Moyen-Orient : Mojtaba Khamenei prend la tête de l'Iran en pleine tempête militaire
Au douzième jour d'un conflit ouvert, le nouveau Guide suprême iranien Mojtaba Khamenei est déclaré « sain et sauf » malgré ses blessures, amorçant une riposte qui menace d'embraser l'économie mondiale.
Alors que Téhéran multiplie ses tirs contre Israël et les intérêts américains, l'escalade gagne le Liban et la zone stratégique du détroit d'Ormuz.
Ces tensions géopolitiques extrêmes font redouter un choc énergétique majeur à l'échelle internationale, avec des répercussions directes sur le prix des carburants. Examen détaillé des dynamiques et des conséquences de cet affrontement armé inédit qui mobilise les grandes puissances.
Mojtaba Khamenei, un nouveau Guide dans la tourmente
Après plusieurs jours de doutes intenses sur son état de santé, le nouveau dirigeant iranien survit aux frappes ennemies. Yousef Pezeshkian, le fils du président iranien, a assuré ce mercredi 11 mars que le Guide suprême se porte bien. "J'ai demandé à des amis qui ont des connections. Ils m'ont dit que, grâce à Dieu, il était sain et sauf", rapporte de manière précise Le Parisien.
Cette annonce rassurante pour le régime intervient dans un climat de succession précipitée sous le feu continu des bombes. Désigné le 8 mars par l'Assemblée des experts, Mojtaba Khamenei, âgé de 56 ans, prend la suite de son père Ali Khamenei.
Ce leader historique a été tué le 28 février lors du raid initial foudroyant mené par les forces américaines et israéliennes sur la ville de Téhéran, indique le quotidien La Croix.
En dépit des blessures subies lors de cette première attaque de grande envergure, le successeur incarne la continuité absolue du régime islamique. Il a immédiatement reçu l'allégeance des puissants Gardiens de la Révolution, une force armée chargée de piloter intégralement la contre-attaque militaire.
L'opération Promesse honnête 4 et l'escalade militaire
En réponse aux attaques destructrices occidentales, Téhéran déclenche une pluie de missiles d'une ampleur totalement inédite. Les forces iraniennes ont lancé des salves massives de drones et de missiles balistiques vers le territoire d'Israël, mais également en direction des bases américaines situées au Koweït, au Qatar, à Bahreïn et en Irak, souligne l'analyse des Clés du Moyen-Orient.
Cette riposte agressive intervient directement après les opérations préventives baptisées « Epic Fury » par les États-Unis et « Roaring Lion » par l'État d'Israël.
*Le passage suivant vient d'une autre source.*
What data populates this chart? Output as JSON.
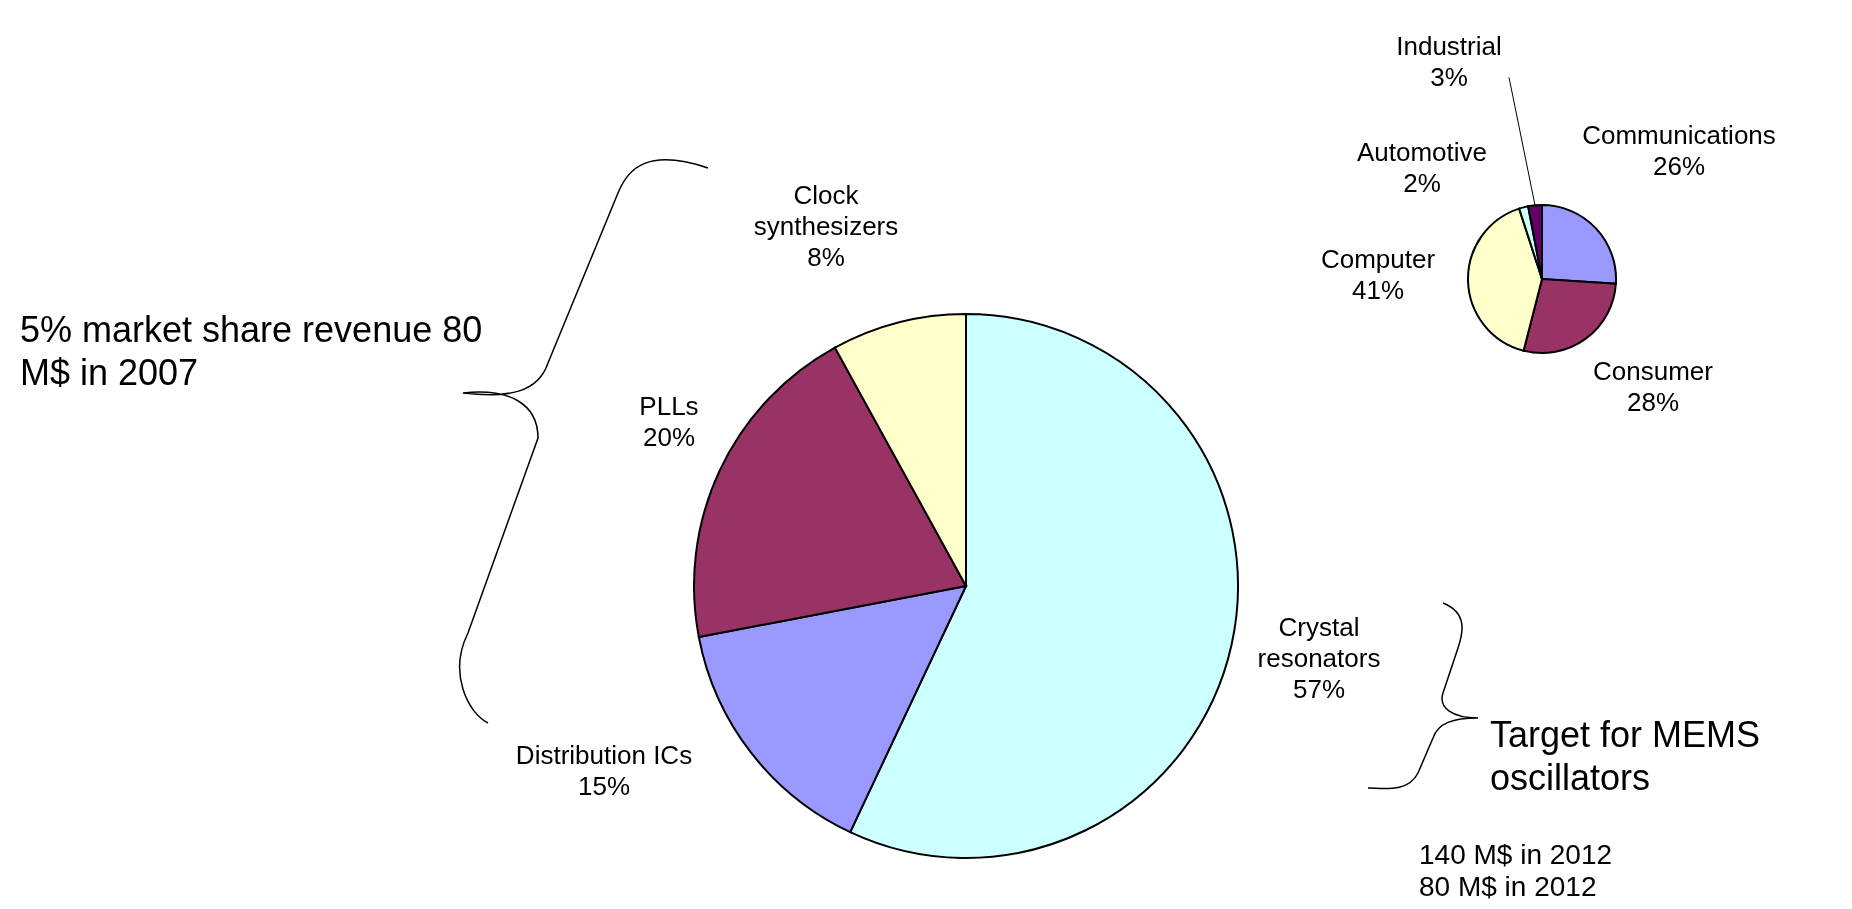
{
  "chart_data": [
    {
      "type": "pie",
      "categories": [
        "Crystal resonators",
        "Distribution ICs",
        "PLLs",
        "Clock synthesizers"
      ],
      "values": [
        57,
        15,
        20,
        8
      ],
      "colors": [
        "#ccffff",
        "#9999ff",
        "#993366",
        "#ffffcc"
      ],
      "value_labels": [
        "57%",
        "15%",
        "20%",
        "8%"
      ],
      "annotations": [
        "5% market share revenue 80 M$ in 2007",
        "Target for MEMS oscillators",
        "140 M$ in 2012",
        "80 M$ in 2012"
      ]
    },
    {
      "type": "pie",
      "categories": [
        "Communications",
        "Consumer",
        "Computer",
        "Automotive",
        "Industrial"
      ],
      "values": [
        26,
        28,
        41,
        2,
        3
      ],
      "colors": [
        "#9999ff",
        "#993366",
        "#ffffcc",
        "#ccffff",
        "#660066"
      ],
      "value_labels": [
        "26%",
        "28%",
        "41%",
        "2%",
        "3%"
      ]
    }
  ]
}
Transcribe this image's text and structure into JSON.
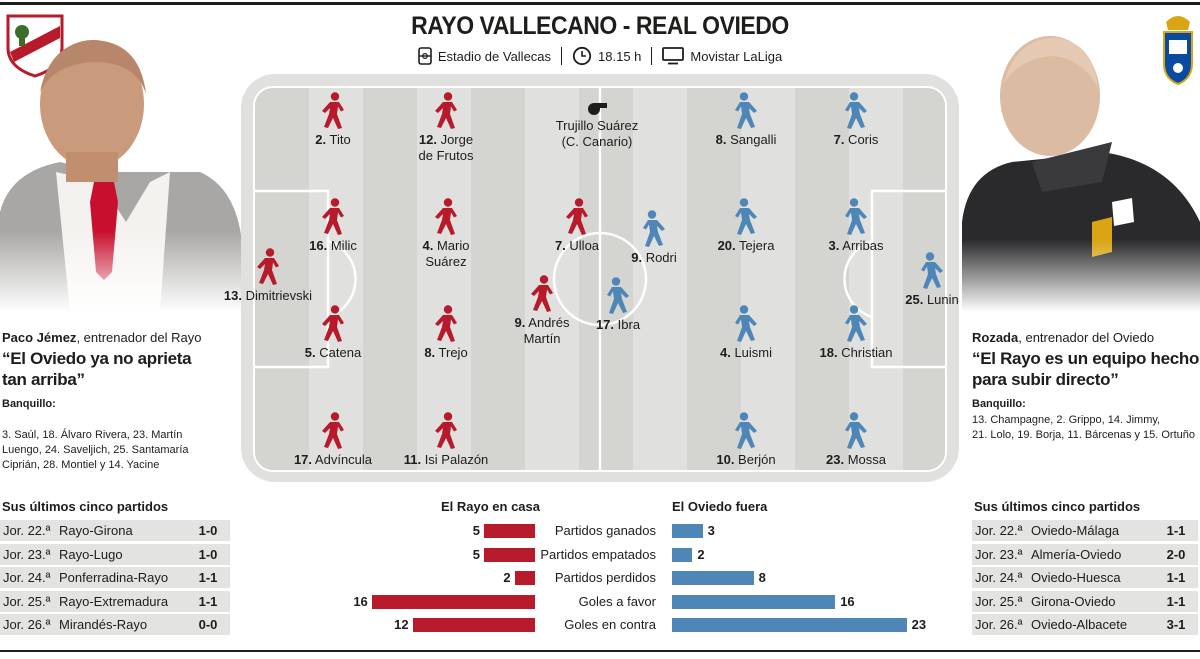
{
  "title": "RAYO VALLECANO  -  REAL OVIEDO",
  "match_info": {
    "stadium": "Estadio de Vallecas",
    "time": "18.15 h",
    "tv": "Movistar LaLiga"
  },
  "referee": {
    "line1": "Trujillo Suárez",
    "line2": "(C. Canario)"
  },
  "colors": {
    "rayo": "#b71a2b",
    "oviedo": "#4f86b8",
    "row_bg": "#e3e3e1"
  },
  "home": {
    "coach_name": "Paco Jémez",
    "coach_role": ", entrenador del Rayo",
    "quote_line1": "“El Oviedo ya no aprieta",
    "quote_line2": "tan arriba”",
    "bench_title": "Banquillo:",
    "bench_lines": [
      "3. Saúl, 18. Álvaro Rivera, 23. Martín",
      "Luengo, 24. Saveljich, 25. Santamaría",
      "Ciprián, 28. Montiel y 14. Yacine"
    ],
    "players": [
      {
        "num": "13.",
        "name": "Dimitrievski",
        "name2": ""
      },
      {
        "num": "2.",
        "name": "Tito",
        "name2": ""
      },
      {
        "num": "16.",
        "name": "Milic",
        "name2": ""
      },
      {
        "num": "5.",
        "name": "Catena",
        "name2": ""
      },
      {
        "num": "17.",
        "name": "Advíncula",
        "name2": ""
      },
      {
        "num": "12.",
        "name": "Jorge",
        "name2": "de Frutos"
      },
      {
        "num": "4.",
        "name": "Mario",
        "name2": "Suárez"
      },
      {
        "num": "8.",
        "name": "Trejo",
        "name2": ""
      },
      {
        "num": "11.",
        "name": "Isi Palazón",
        "name2": ""
      },
      {
        "num": "7.",
        "name": "Ulloa",
        "name2": ""
      },
      {
        "num": "9.",
        "name": "Andrés",
        "name2": "Martín"
      }
    ]
  },
  "away": {
    "coach_name": "Rozada",
    "coach_role": ", entrenador del Oviedo",
    "quote_line1": "“El Rayo es un equipo hecho",
    "quote_line2": "para subir directo”",
    "bench_title": "Banquillo:",
    "bench_lines": [
      "13. Champagne, 2. Grippo, 14. Jimmy,",
      "21. Lolo, 19. Borja, 11. Bárcenas y 15. Ortuño"
    ],
    "players": [
      {
        "num": "9.",
        "name": "Rodri",
        "name2": ""
      },
      {
        "num": "17.",
        "name": "Ibra",
        "name2": ""
      },
      {
        "num": "8.",
        "name": "Sangalli",
        "name2": ""
      },
      {
        "num": "20.",
        "name": "Tejera",
        "name2": ""
      },
      {
        "num": "4.",
        "name": "Luismi",
        "name2": ""
      },
      {
        "num": "10.",
        "name": "Berjón",
        "name2": ""
      },
      {
        "num": "7.",
        "name": "Coris",
        "name2": ""
      },
      {
        "num": "3.",
        "name": "Arribas",
        "name2": ""
      },
      {
        "num": "18.",
        "name": "Christian",
        "name2": ""
      },
      {
        "num": "23.",
        "name": "Mossa",
        "name2": ""
      },
      {
        "num": "25.",
        "name": "Lunin",
        "name2": ""
      }
    ]
  },
  "last_five_title": "Sus últimos cinco partidos",
  "home_last_five": [
    {
      "jornada": "Jor. 22.ª",
      "match": "Rayo-Girona",
      "result": "1-0"
    },
    {
      "jornada": "Jor. 23.ª",
      "match": "Rayo-Lugo",
      "result": "1-0"
    },
    {
      "jornada": "Jor. 24.ª",
      "match": "Ponferradina-Rayo",
      "result": "1-1"
    },
    {
      "jornada": "Jor. 25.ª",
      "match": "Rayo-Extremadura",
      "result": "1-1"
    },
    {
      "jornada": "Jor. 26.ª",
      "match": "Mirandés-Rayo",
      "result": "0-0"
    }
  ],
  "away_last_five": [
    {
      "jornada": "Jor. 22.ª",
      "match": "Oviedo-Málaga",
      "result": "1-1"
    },
    {
      "jornada": "Jor. 23.ª",
      "match": "Almería-Oviedo",
      "result": "2-0"
    },
    {
      "jornada": "Jor. 24.ª",
      "match": "Oviedo-Huesca",
      "result": "1-1"
    },
    {
      "jornada": "Jor. 25.ª",
      "match": "Girona-Oviedo",
      "result": "1-1"
    },
    {
      "jornada": "Jor. 26.ª",
      "match": "Oviedo-Albacete",
      "result": "3-1"
    }
  ],
  "stats": {
    "home_title": "El Rayo en casa",
    "away_title": "El Oviedo fuera",
    "rows": [
      {
        "label": "Partidos ganados",
        "home": 5,
        "away": 3
      },
      {
        "label": "Partidos empatados",
        "home": 5,
        "away": 2
      },
      {
        "label": "Partidos perdidos",
        "home": 2,
        "away": 8
      },
      {
        "label": "Goles a favor",
        "home": 16,
        "away": 16
      },
      {
        "label": "Goles en contra",
        "home": 12,
        "away": 23
      }
    ]
  }
}
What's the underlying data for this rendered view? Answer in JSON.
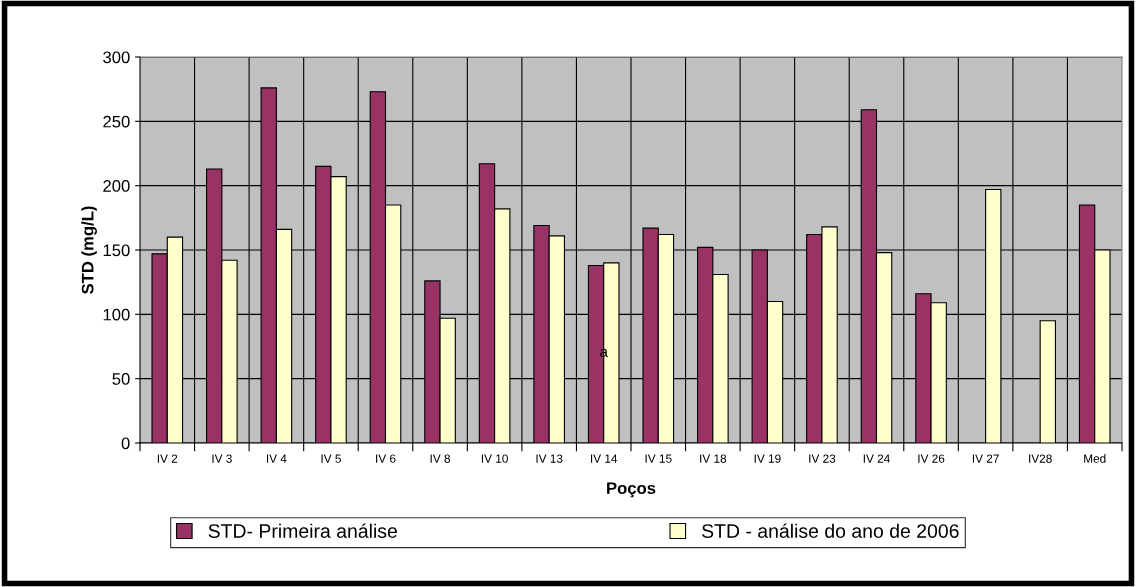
{
  "chart_data": {
    "type": "bar",
    "xlabel": "Poços",
    "ylabel": "STD (mg/L)",
    "categories": [
      "IV 2",
      "IV 3",
      "IV 4",
      "IV 5",
      "IV 6",
      "IV 8",
      "IV 10",
      "IV 13",
      "IV 14",
      "IV 15",
      "IV 18",
      "IV 19",
      "IV 23",
      "IV 24",
      "IV 26",
      "IV 27",
      "IV28",
      "Med"
    ],
    "series": [
      {
        "name": "STD- Primeira análise",
        "color": "#993366",
        "values": [
          147,
          213,
          276,
          215,
          273,
          126,
          217,
          169,
          138,
          167,
          152,
          150,
          162,
          259,
          116,
          null,
          null,
          185
        ]
      },
      {
        "name": "STD - análise do ano de 2006",
        "color": "#ffffcc",
        "values": [
          160,
          142,
          166,
          207,
          185,
          97,
          182,
          161,
          140,
          162,
          131,
          110,
          168,
          148,
          109,
          197,
          95,
          150
        ]
      }
    ],
    "ylim": [
      0,
      300
    ],
    "yticks": [
      0,
      50,
      100,
      150,
      200,
      250,
      300
    ],
    "grid": true,
    "legend": "bottom",
    "annotations": [
      {
        "text": "a",
        "x": "IV 14",
        "y": 70
      }
    ]
  }
}
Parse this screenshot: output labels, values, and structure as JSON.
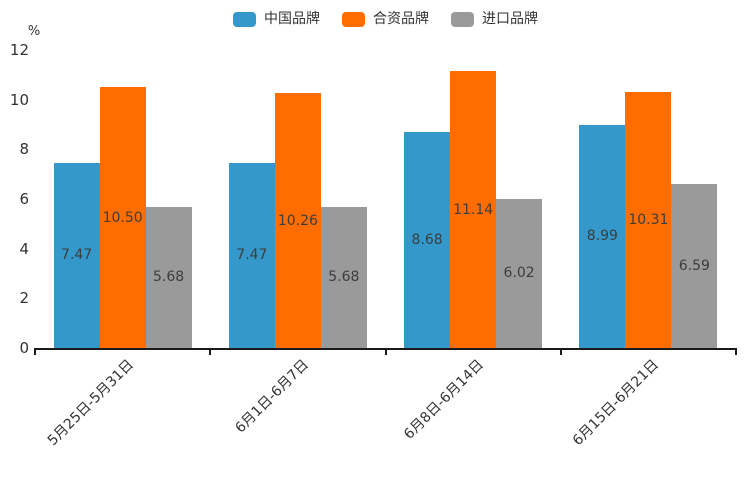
{
  "chart": {
    "unit_label": "%"
  },
  "chart_data": {
    "type": "bar",
    "title": "",
    "xlabel": "",
    "ylabel": "%",
    "categories": [
      "5月25日-5月31日",
      "6月1日-6月7日",
      "6月8日-6月14日",
      "6月15日-6月21日"
    ],
    "series": [
      {
        "name": "中国品牌",
        "color": "#3498cb",
        "values": [
          7.47,
          7.47,
          8.68,
          8.99
        ],
        "labels": [
          "7.47",
          "7.47",
          "8.68",
          "8.99"
        ]
      },
      {
        "name": "合资品牌",
        "color": "#ff6d00",
        "values": [
          10.5,
          10.26,
          11.14,
          10.31
        ],
        "labels": [
          "10.50",
          "10.26",
          "11.14",
          "10.31"
        ]
      },
      {
        "name": "进口品牌",
        "color": "#9a9a9a",
        "values": [
          5.68,
          5.68,
          6.02,
          6.59
        ],
        "labels": [
          "5.68",
          "5.68",
          "6.02",
          "6.59"
        ]
      }
    ],
    "y_ticks": [
      0,
      2,
      4,
      6,
      8,
      10,
      12
    ],
    "ylim": [
      0,
      12
    ],
    "grid": false,
    "legend_position": "top",
    "value_labels": "inside-center",
    "colors": {
      "axis": "#1a1a1a",
      "tick_text": "#333333",
      "value_text": "#3d3d3d"
    }
  }
}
Ces manœuvres complexes, lancées à la fin du mois de février, visaient à anéantir les infrastructures nucléaires et balistiques de la République islamique, précise Le Parisien.
Sur le terrain, le bilan humain s'avère particulièrement lourd, avec plus de 1 300 civils tués selon les autorités de Téhéran, d'après les dernières informations relayées par TV5Monde et Blick.
Profondément soutenu par les milieux sécuritaires, Mojtaba Khamenei durcit considérablement la posture de son pays face à la coalition occidentale. L'influence prépondérante des Gardiens de la Révolution marque la fin abrupte de toute perspective de négociation diplomatique à court terme.
Embrasement régional et péril sur l'économie mondiale
Le conflit s'étend rapidement aux nations voisines, avec le Liban comme second front actif de la guerre. L'armée israélienne a multiplié ses frappes aériennes sur Beyrouth et déclenché une vaste incursion terrestre au Sud-Liban pour cibler les positions du Hezbollah, allié historique et bras armé de Téhéran. Sur place, le bilan des victimes s'alourdit rapidement avec plus de 480 morts recensés du côté libanais, selon les chiffres de Blick.
La ligne de front se déplace aussi sur les mers, menaçant directement la sécurité maritime internationale et les routes commerciales. Un imposant cargo a été percuté ce mercredi 11 mars par un projectile d'origine inconnue. La possible fermeture ou le minage du détroit d'Ormuz, une zone stratégique où transite environ 20 % de la consommation mondiale de pétrole et de gaz naturel liquéfié selon le journal Libération, sème un vent de panique sur l'ensemble des marchés financiers.
Les conséquences économiques pèsent d'ores et déjà lourdement sur le pouvoir d'achat des ménages européens et français. Sous l'effet de ces tensions extrêmes, le prix du baril de pétrole a grimpé en flèche pour atteindre la barre vertigineuse des 118-120 dollars, rapportent conjointement TV5Monde et Blick. Cette flambée spectaculaire provoque une hausse immédiate des tarifs à la pompe et nourrit des craintes prononcées sur une nouvelle poussée incontrôlable de l'inflation énergétique en Europe.